Details
- Date: 19 January 2026 07:00
- Location: Vanderbijlpark, Gauteng
- Coordinates: 26°38′57.8″S 27°48′12.6″E﻿ / ﻿26.649389°S 27.803500°E
- Country: South Africa

Statistics
- Deaths: 14
- Injured: 3

= Vanderbijlpark scholar transport crash =

2026 road incident in Gauteng, South Africa

On the morning of 19 January 2026, a private scholar transport minibus collided with a truck near Vanderbijlpark, Gauteng, South Africa, killing 14 schoolchildren and leaving two children and a driver injured.

== Background ==
The crash happened near Vanderbijlpark in the Vaal region of Gauteng Province, south of Johannesburg. The stretch of road where the collision occurred is known for heavy commuter traffic and has seen calls from road safety advocates for improved infrastructure and law enforcement due to frequent accidents.

Between 2018 and 2022, over 800 students died in traffic accidents involving scholar transport vehicles, making traffic-related injuries one of the leading causes of deaths for children in South Africa.

Concerns had previously been raised after high-profile school bus accidents. On 16 September 2022, a delivery truck collided head-on with a bakkie transporting students in Pongola, killing 18 students, a teacher and the bakkie driver. On 10 July 2024, a private scholar bus overturned and caught fire after being rear-ended by another car in Carletonville, killing eleven students and the bus driver.

== Event ==
The collision occurred at around 7 a.m. on Fred Droste Road (R553), a busy route used by many learners to commute to schools in the Vanderbijlpark and Vaal area. Preliminary reports from police and traffic officials indicate that the scholar transport vehicle, a minibus taxi carrying pupils from several schools, attempted to overtake multiple vehicles when it collided head-on with a side tipper truck.

Emergency services pronounced 11 students dead at the site. Two more students succumbed to injuries in hospital, bringing the total death toll to 13. Several pupils, along with the driver of the minibus, were taken to local medical facilities with critical injuries.

== Reactions ==
Senior officials, including Gauteng Premier Panyaza Lesufi and Education MEC Matome Chiloane, visited the crash scene to support mourning families and coordinate emergency response efforts. They described the crash as a “tragic day” for the province and extended condolences to the victim's families, schools, and broader community.

The Democratic Alliance (DA) and other political organisations have also expressed deep sorrow and urged stronger regulation and enforcement of transport safety standards to prevent future tragedies.

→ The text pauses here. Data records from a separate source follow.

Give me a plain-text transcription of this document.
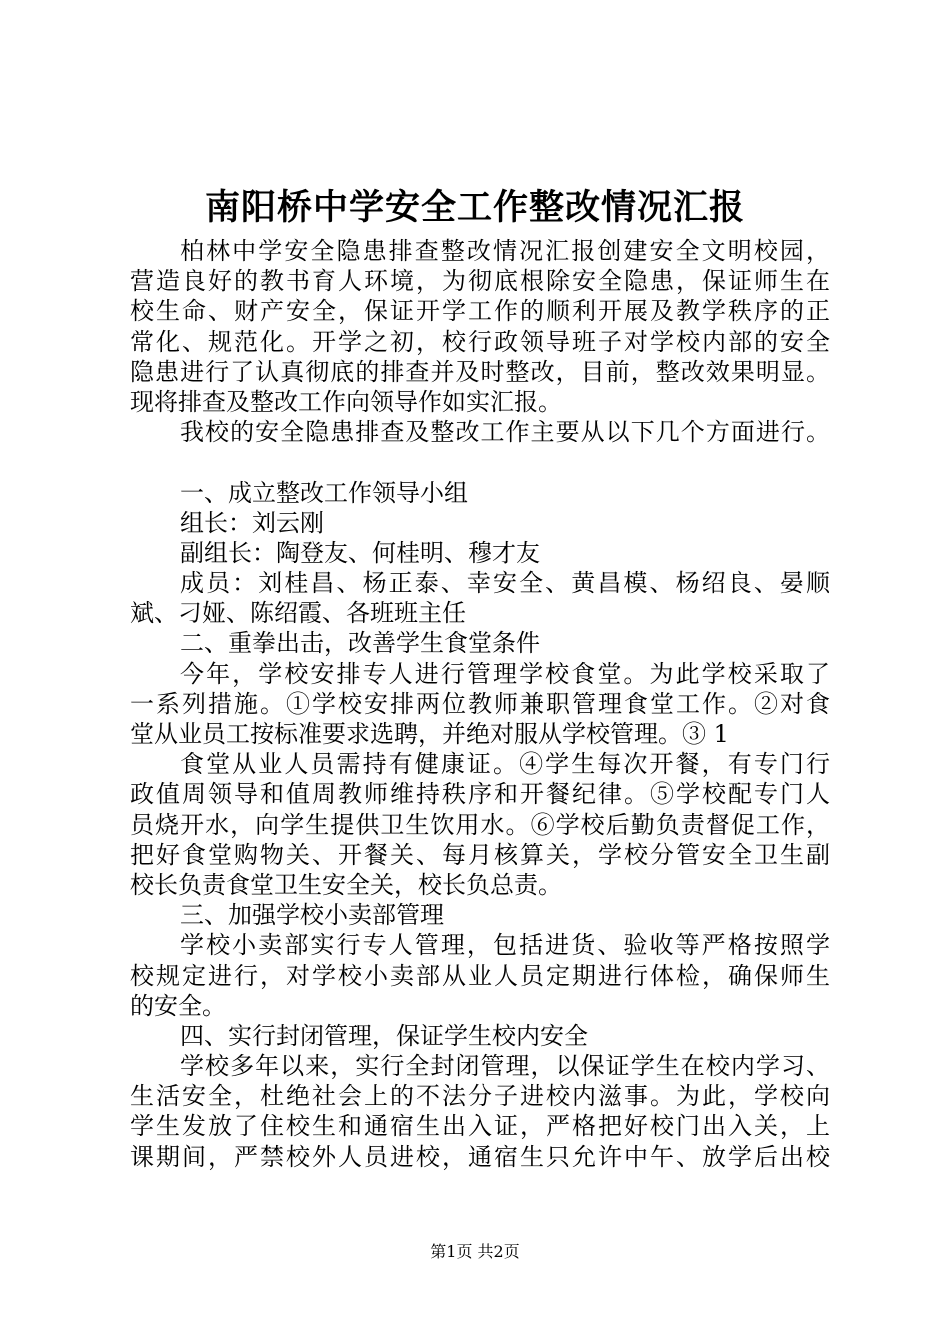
南阳桥中学安全工作整改情况汇报
柏林中学安全隐患排查整改情况汇报创建安全文明校园，
营造良好的教书育人环境，为彻底根除安全隐患，保证师生在
校生命、财产安全，保证开学工作的顺利开展及教学秩序的正
常化、规范化。开学之初，校行政领导班子对学校内部的安全
隐患进行了认真彻底的排查并及时整改，目前，整改效果明显。
现将排查及整改工作向领导作如实汇报。
我校的安全隐患排查及整改工作主要从以下几个方面进行。
一、成立整改工作领导小组
组长：刘云刚
副组长：陶登友、何桂明、穆才友
成员：刘桂昌、杨正泰、幸安全、黄昌模、杨绍良、晏顺
斌、刁娅、陈绍霞、各班班主任
二、重拳出击，改善学生食堂条件
今年，学校安排专人进行管理学校食堂。为此学校采取了
一系列措施。①学校安排两位教师兼职管理食堂工作。②对食
堂从业员工按标准要求选聘，并绝对服从学校管理。③ 1
食堂从业人员需持有健康证。④学生每次开餐，有专门行
政值周领导和值周教师维持秩序和开餐纪律。⑤学校配专门人
员烧开水，向学生提供卫生饮用水。⑥学校后勤负责督促工作，
把好食堂购物关、开餐关、每月核算关，学校分管安全卫生副
校长负责食堂卫生安全关，校长负总责。
三、加强学校小卖部管理
学校小卖部实行专人管理，包括进货、验收等严格按照学
校规定进行，对学校小卖部从业人员定期进行体检，确保师生
的安全。
四、实行封闭管理，保证学生校内安全
学校多年以来，实行全封闭管理，以保证学生在校内学习、
生活安全，杜绝社会上的不法分子进校内滋事。为此，学校向
学生发放了住校生和通宿生出入证，严格把好校门出入关，上
课期间，严禁校外人员进校，通宿生只允许中午、放学后出校
第1页 共2页
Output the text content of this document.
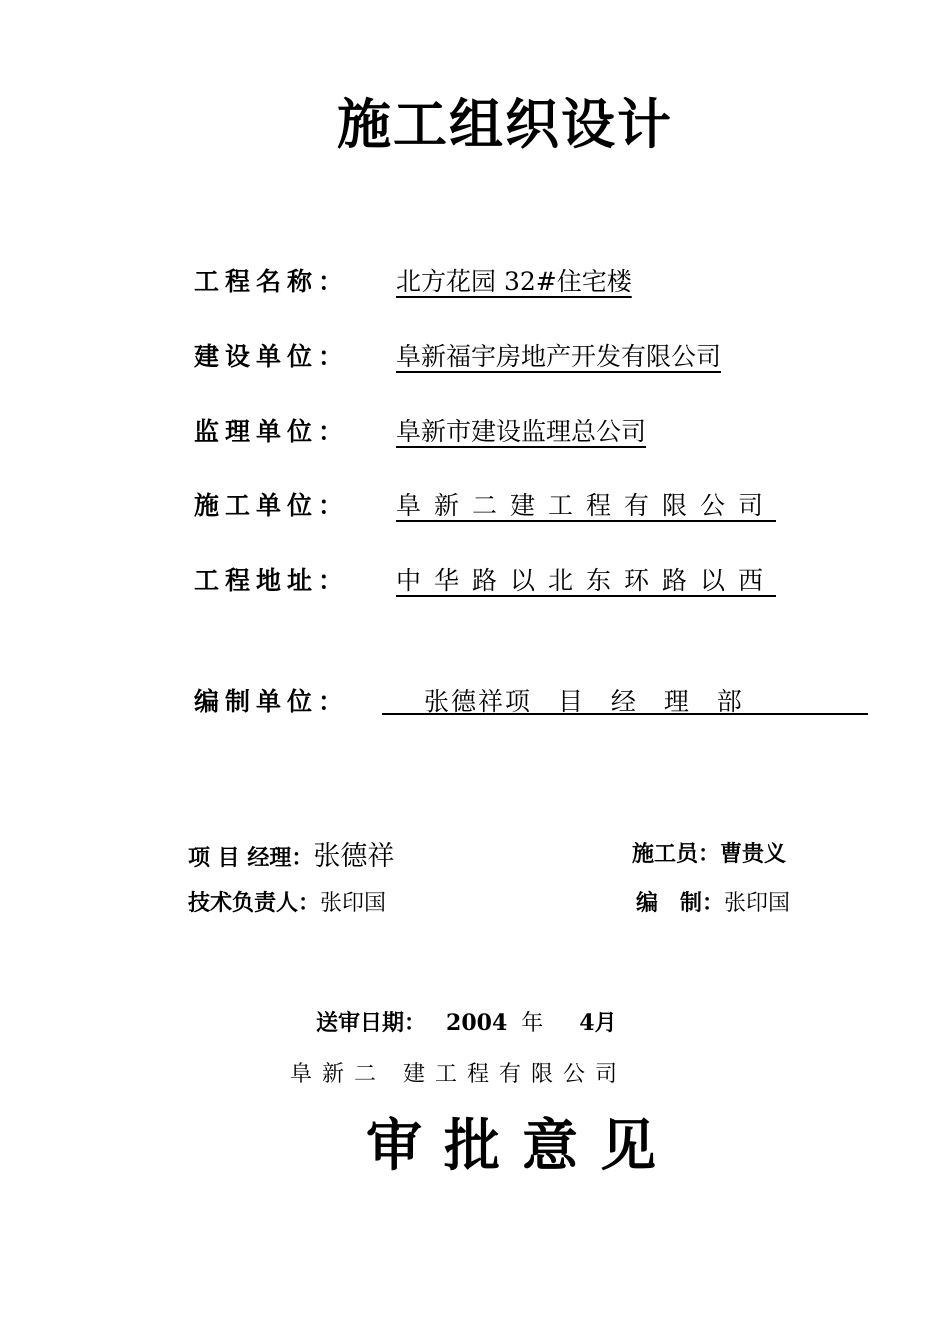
施工组织设计
工程名称： 北方花园 32#住宅楼
建设单位： 阜新福宇房地产开发有限公司
监理单位： 阜新市建设监理总公司
施工单位： 阜新二建工程有限公司
工程地址： 中华路以北东环路以西
编制单位：	张德祥项 目 经 理 部
项 目 经理：张德祥	施工员：曹贵义
技术负责人：张印国	编　制：张印国
送审日期： 2004 年 4月
阜新二 建工程有限公司
审批意见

After the crash, traffic authorities made more checks on vehicles. On 21 January, a motorist fled from police after it was found that he had overloaded a seven-seater minibus with 22 children. On 22 January, 60 minibus taxis were impounded for various traffic violations, including invalid permits, overloading and reckless driving.

== Investigation ==
Police have arrested and opened a culpable homicide investigation against Ayanda Dludla, a 22-year-old taxi driver, as part of ongoing efforts to determine the full circumstances leading to the collision. On 22 January 2026, Ayanda Dludla was charged at Vanderbijlpark Magistrate's Court with 14 counts of murder, 3 counts of attempted murder, reckless and negligence driving, driving an unroadworthy car, and driving without a permit. As of April 2026, he has been held without bail at Vereeniging Prison. Requests for release on bail have been repeatedly denied and previous dates for hearing, with decision for a trial date set for 13 May 2026.

== Safety and accountability ==
Following the collision, there have been renewed calls from civil society and political groups for stricter oversight of scholar transport vehicles, greater enforcement of roadworthiness standards, and rigorous compliance checks for operators. Some parties have emphasised that ensuring vehicles are not overloaded and drivers are properly trained and regulated is essential to prevent similar accidents.

Preliminary reports indicate that both the driver and the vehicle were not licensed.